Viols de guerre : que justice soit faite !
Les violences sexuelles ont longtemps été considérées comme une part inévitable des conflits. Au point qu’elles n’ont que rarement été jugées pour ce qu’elles sont : des crimes. Des terres brûlées aux couloirs feutrés des institutions internationales, récit d’un inlassable combat contre l’impunité.

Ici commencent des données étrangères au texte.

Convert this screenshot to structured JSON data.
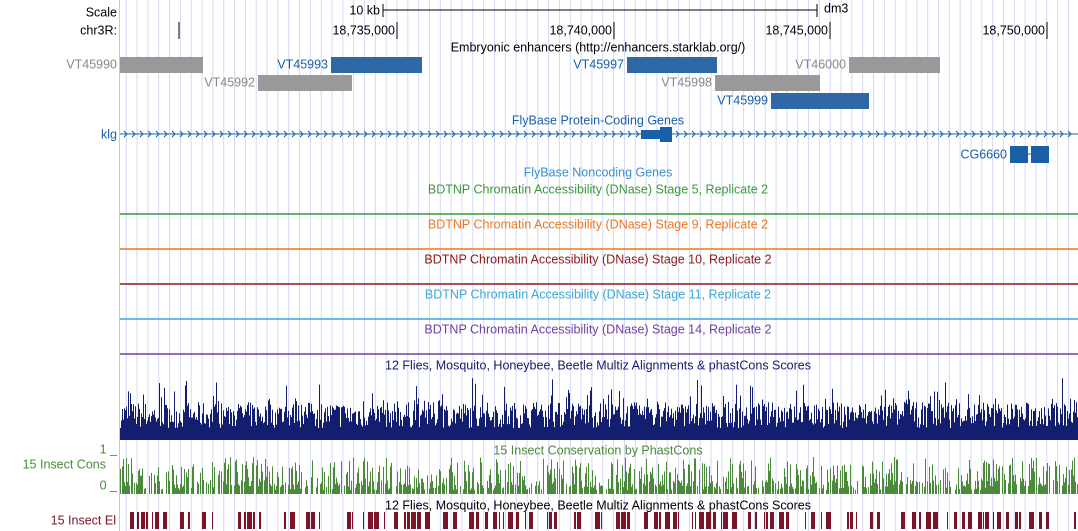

dans l’hebdo N° 1572 Acheter ce numéro

Je ne suis pas venue chercher de la pitié. Je veux que vous reconnaissiez que j’ai perdu ma jeunesse, ma vie », clame Kim Young Suk. « Pour nous, la guerre ne s’est jamais vraiment terminée », ajoute une femme à ses côtés. Décembre 2000. À Tokyo, des dizaines de femmes brisent un silence de soixante ans. Coréennes, Philippines, Chinoises, elles étaient « femmes de réconfort », sordide euphémisme employé par l’empire nippon pour désigner les quelque 200 000 femmes séquestrées et prostituées par son armée durant la Seconde Guerre mondiale.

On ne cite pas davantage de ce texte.